Este talante iba a fraguarse en su infancia, que
transcurre en la campiña francesa; sus problemas de
salud aconsejaron que el pequeño Odilon abandonara el
hogar familiar de Burdeos para residir, confiado a un
viejo y bondadoso tío, en Peyrelebade, en el saludable
ambiente del campo.
El arte como evasión

Mujer sentada en el borde de un acantilado, 1886.
El personaje solitario es uno de los temas más queridos
por el artista.
Para este "ser flotante, contemplativo, completamente
arropado por sus sueños", la vuelta a Burdeos a los once
años para comenzar a ir a la escuela constituye un duro
golpe. Intentando vencer el hastío que le provoca la
sordidez de su nueva vida, el joven se refugia más que
nunca en su mundo interior. En estas fechas tiene
intensas experiencias estéticas, en ocasiones teñidas de
ciertas dosis de arrebato místico.
Por otra parte, aparecen ya unas inquietudes creativas
que se concretan en la realización de copias de grabados
de la época y en la práctica de la escultura.

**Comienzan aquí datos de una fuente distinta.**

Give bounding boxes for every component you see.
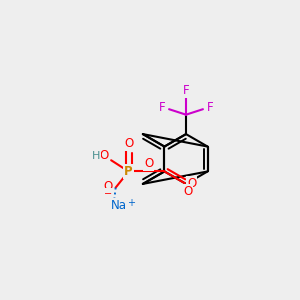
Text: O: O [144, 158, 154, 170]
Text: −: − [104, 189, 112, 199]
Text: +: + [127, 198, 135, 208]
Text: O: O [187, 177, 196, 190]
Text: Na: Na [111, 199, 127, 212]
Text: F: F [207, 101, 213, 114]
Text: O: O [99, 149, 109, 162]
Text: O: O [183, 185, 192, 198]
Text: O: O [124, 137, 133, 150]
Text: F: F [183, 84, 189, 97]
Text: O: O [103, 180, 113, 193]
Text: F: F [159, 101, 165, 114]
Text: H: H [92, 151, 100, 161]
Text: P: P [124, 165, 133, 178]
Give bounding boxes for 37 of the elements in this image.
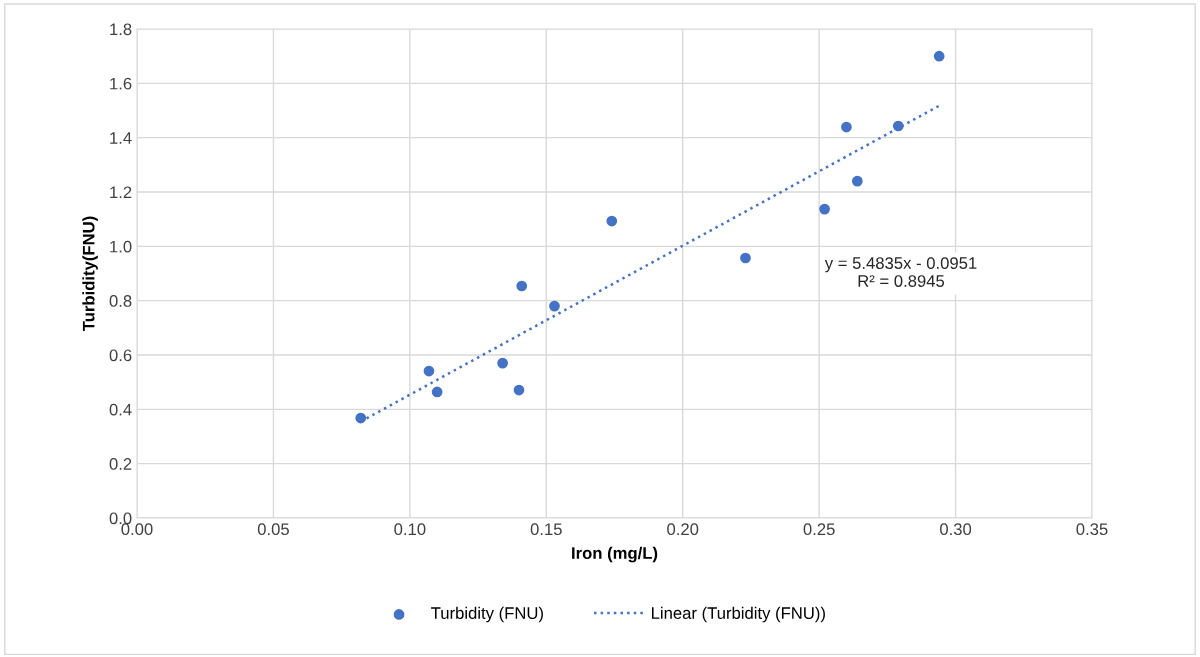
point xyxy=(549,300,560,312)
y-tick-label: 1.0 xyxy=(110,240,132,253)
point xyxy=(892,120,904,132)
x-tick-label: 0.20 xyxy=(667,523,699,536)
y-tick-label: 1.8 xyxy=(110,23,132,36)
point xyxy=(933,50,945,62)
annotation: y = 5.4835x - 0.0951 R² = 0.8945 xyxy=(824,257,977,287)
point xyxy=(355,412,367,424)
y-axis-title: Turbidity(FNU) xyxy=(82,216,98,332)
point xyxy=(497,357,508,369)
point xyxy=(819,203,830,215)
point xyxy=(740,252,751,264)
y-tick-label: 0.6 xyxy=(109,349,132,362)
x-tick-label: 0.05 xyxy=(257,523,289,536)
x-tick-label: 0.00 xyxy=(121,523,153,536)
x-axis-title: Iron (mg/L) xyxy=(572,546,658,563)
legend-label: Linear (Turbidity (FNU)) xyxy=(652,606,825,623)
legend-label: Turbidity (FNU) xyxy=(431,606,543,623)
y-tick-label: 0.0 xyxy=(109,512,132,525)
y-tick-label: 0.4 xyxy=(109,403,132,416)
x-tick-label: 0.25 xyxy=(803,523,835,536)
x-tick-label: 0.10 xyxy=(394,523,426,536)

Por imposición de su padre, trabaja en calidad de
aprendiz en el estudio de un arquitecto con el fin de
prepararse para los estudios oficiales de arquitectura
en la Escuela de Bellas Artes, proyecto que no llegaría
a cumplirse al suspender el examen de ingreso.
Una larga formación
Dos personajes ejercerán una influencia poderosísima en
el largo periodo de formación como artista de Redon. El
primero es el acuarelista Stanislas Gorin, un pintor
romántico que, como profesor particular de dibujo,
desarrollará un magisterio benévolo y enriquecedor,
transmitiéndole su interés por artistas que habrían de
ser esenciales en la conformación de su estilo, como
Corot, Millet y, sobre todo, Delacroix. De esta época es
también el primer contacto de Redon con la obra inicial
del que habría de convertirse en otro de los grandes del
simbolismo, Gustave Moreau. Si Gorin le abre los ojos al
arte, un curioso personaje con el que le unirá una gran
amistad, Armand Clavaud, se los abrirá a la literatura y
la ciencia; biólogo dotado de una extraordinaria
erudición, se sentía fascinado por el mundo de los seres
microscópicos, ámbito en el que se diluyen las barreras
entre lo animal y lo vegetal. Clavaud, de quien Redon
diría que era "tan sabio como artista", le inició a la
literatura contemporánea, especialmente a la obra de
Flaubert, Baudelaire y Poe, así como al misterioso mundo
de la poesía hindú. Como Gorin, Clavaud admiraba
vehementemente a Delacroix. Tras un penoso episodio -que
el artista definiría en términos de "tortura"- en la
Escuela de Bellas Artes de París, donde su espíritu
libre choca con el rígido academicismo de su profesor
Gerome, hacia 1864 Redon conoce al personaje que mayor
influencia habría de ejercer en su formación, el
dibujante y grabador Rodolphe Bresdin. Artista dotado de
una prodigiosa imaginación, dejaría en el pintor
bordelés una huella profunda. Las primeras obras de
Redon están directamente inspiradas en el mundo de las
imágenes alucinadas de Bresdin y en su deseo de
trascender de la mera representación de la apariencia
física de los objetos. Hacia 1874 puede decirse que la
formación del pintor ha concluido: con treinta y cuatro
años se halla en posesión de un estilo plenamente
personal.
El período obscuro

Hombre cactus, 1881.
La nota que caracteriza la producción de Redon durante
los tres lustros que van desde este año al de 1890 es la
total supresión del color. Litografías, dibujos a lápiz
y, sobre todo, a carboncillo constituyen un conjunto que
Redon denominó Los Negros. En un escenario artístico
como el francés de los años ochenta, totalmente dominado
por el color, la sombría austeridad de esta obra no
podía encontrar muchos compradores. No obstante, la
publicación de carpetas de litografías, de una tirada no
superior a los cincuenta ejemplares, contribuyó a la
expansión del círculo de sus clientes. Entre estos
iniciados se encontraban Stéphane Mallarmé, el más
notable de los poetas simbolistas, y J.K. Huysmans,
autor de A Rebours, auténtica "biblia" del decadentismo
finisecular. En 1890, Redon regresa al mundo del color.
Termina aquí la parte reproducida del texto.